Personal information
- Nationality: China
- Born: August 11, 1992 (age 33) Wuhan, Hubei
- Height: 1.64 m (5 ft 5 in)
- Weight: 48 kg (106 lb)

Sport
- Sport: Diving
- Event(s): 10 m, 10 m synchro

Medal record
| Event | 1st | 2nd | 3rd |
| Olympic Games | 1 |  | 1 |
| World Championships | 2 | - | - |
| Summer Universiade | 2 | - | 1 |
| FINA Diving World Cup | 1 | 1 | - |
| Asian Games | 1 | - | - |
Olympic Games
| Gold medal – first place | 2008 Beijing | 10 m synchro platform |
| Bronze medal – third place | 2008 Beijing | 10 m platform |
World Championships
| Gold medal – first place | 2007 Melbourne | 10 m platform |
| Gold medal – first place | 2009 Rome | 10 m synchro platform |
Asian Games
| Gold medal – first place | 2006 Doha | 10 m platform |
Universiade
| Gold medal – first place | 2011 Shenzhen | Team |
| Gold medal – first place | 2011 Shenzhen | 10 m synchro platform |
| Bronze medal – third place | 2011 Shenzhen | 10 m platform |

= Wang Xin (diver) =

Chinese diver

Wang Xin (王鑫 (Wáng Xīn); birth name Wang Ruoxue 王若雪 (Wáng Ruòxuě), born August 11, 1992) is a Chinese athlete who competes in diving.

She initially trained at
Tsinghua University with controversial diving coach Yu Fen before moving to the national team in 2006.

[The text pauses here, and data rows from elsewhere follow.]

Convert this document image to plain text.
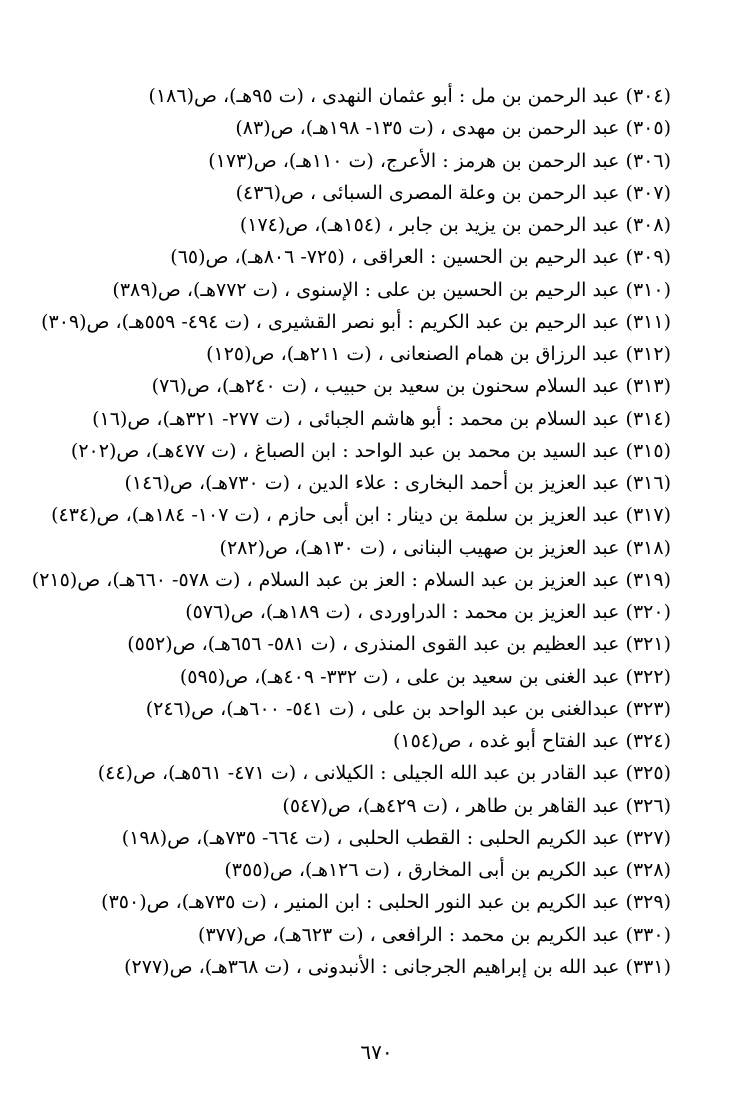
(٣٠٤) عبد الرحمن بن مل : أبو عثمان النهدى ، (ت ٩٥هـ)، ص(١٨٦)
(٣٠٥) عبد الرحمن بن مهدى ، (ت ١٣٥- ١٩٨هـ)، ص(٨٣)
(٣٠٦) عبد الرحمن بن هرمز : الأعرج، (ت ١١٠هـ)، ص(١٧٣)
(٣٠٧) عبد الرحمن بن وعلة المصرى السبائى ، ص(٤٣٦)
(٣٠٨) عبد الرحمن بن يزيد بن جابر ، (١٥٤هـ)، ص(١٧٤)
(٣٠٩) عبد الرحيم بن الحسين : العراقى ، (٧٢٥- ٨٠٦هـ)، ص(٦٥)
(٣١٠) عبد الرحيم بن الحسين بن على : الإسنوى ، (ت ٧٧٢هـ)، ص(٣٨٩)
(٣١١) عبد الرحيم بن عبد الكريم : أبو نصر القشيرى ، (ت ٤٩٤- ٥٥٩هـ)، ص(٣٠٩)
(٣١٢) عبد الرزاق بن همام الصنعانى ، (ت ٢١١هـ)، ص(١٢٥)
(٣١٣) عبد السلام سحنون بن سعيد بن حبيب ، (ت ٢٤٠هـ)، ص(٧٦)
(٣١٤) عبد السلام بن محمد : أبو هاشم الجبائى ، (ت ٢٧٧- ٣٢١هـ)، ص(١٦)
(٣١٥) عبد السيد بن محمد بن عبد الواحد : ابن الصباغ ، (ت ٤٧٧هـ)، ص(٢٠٢)
(٣١٦) عبد العزيز بن أحمد البخارى : علاء الدين ، (ت ٧٣٠هـ)، ص(١٤٦)
(٣١٧) عبد العزيز بن سلمة بن دينار : ابن أبى حازم ، (ت ١٠٧- ١٨٤هـ)، ص(٤٣٤)
(٣١٨) عبد العزيز بن صهيب البنانى ، (ت ١٣٠هـ)، ص(٢٨٢)
(٣١٩) عبد العزيز بن عبد السلام : العز بن عبد السلام ، (ت ٥٧٨- ٦٦٠هـ)، ص(٢١٥)
(٣٢٠) عبد العزيز بن محمد : الدراوردى ، (ت ١٨٩هـ)، ص(٥٧٦)
(٣٢١) عبد العظيم بن عبد القوى المنذرى ، (ت ٥٨١- ٦٥٦هـ)، ص(٥٥٢)
(٣٢٢) عبد الغنى بن سعيد بن على ، (ت ٣٣٢- ٤٠٩هـ)، ص(٥٩٥)
(٣٢٣) عبدالغنى بن عبد الواحد بن على ، (ت ٥٤١- ٦٠٠هـ)، ص(٢٤٦)
(٣٢٤) عبد الفتاح أبو غده ، ص(١٥٤)
(٣٢٥) عبد القادر بن عبد الله الجيلى : الكيلانى ، (ت ٤٧١- ٥٦١هـ)، ص(٤٤)
(٣٢٦) عبد القاهر بن طاهر ، (ت ٤٢٩هـ)، ص(٥٤٧)
(٣٢٧) عبد الكريم الحلبى : القطب الحلبى ، (ت ٦٦٤- ٧٣٥هـ)، ص(١٩٨)
(٣٢٨) عبد الكريم بن أبى المخارق ، (ت ١٢٦هـ)، ص(٣٥٥)
(٣٢٩) عبد الكريم بن عبد النور الحلبى : ابن المنير ، (ت ٧٣٥هـ)، ص(٣٥٠)
(٣٣٠) عبد الكريم بن محمد : الرافعى ، (ت ٦٢٣هـ)، ص(٣٧٧)
(٣٣١) عبد الله بن إبراهيم الجرجانى : الأنبدونى ، (ت ٣٦٨هـ)، ص(٢٧٧)
٦٧٠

She competed for Team China at the 2008 Summer Olympics in Beijing.

==Major achievements==

1. 2008-02-20 Silver medal at the 2008 16th FINA Diving World Cup (Good Luck Beijing) - 10m platform event.
2. 2008-02-21 Gold medal at the 2008 16th FINA Diving World Cup (Good Luck Beijing), paired with Chen Ruolin - 10m platform synchro event.
3. 2008-08-11 Gold medal at the 2008 Beijing Olympics, paired with Chen Ruolin - 10m platform synchro event.
4. 2008-08-21 Bronze medal at the 2008 Beijing Olympics - 10m platform event.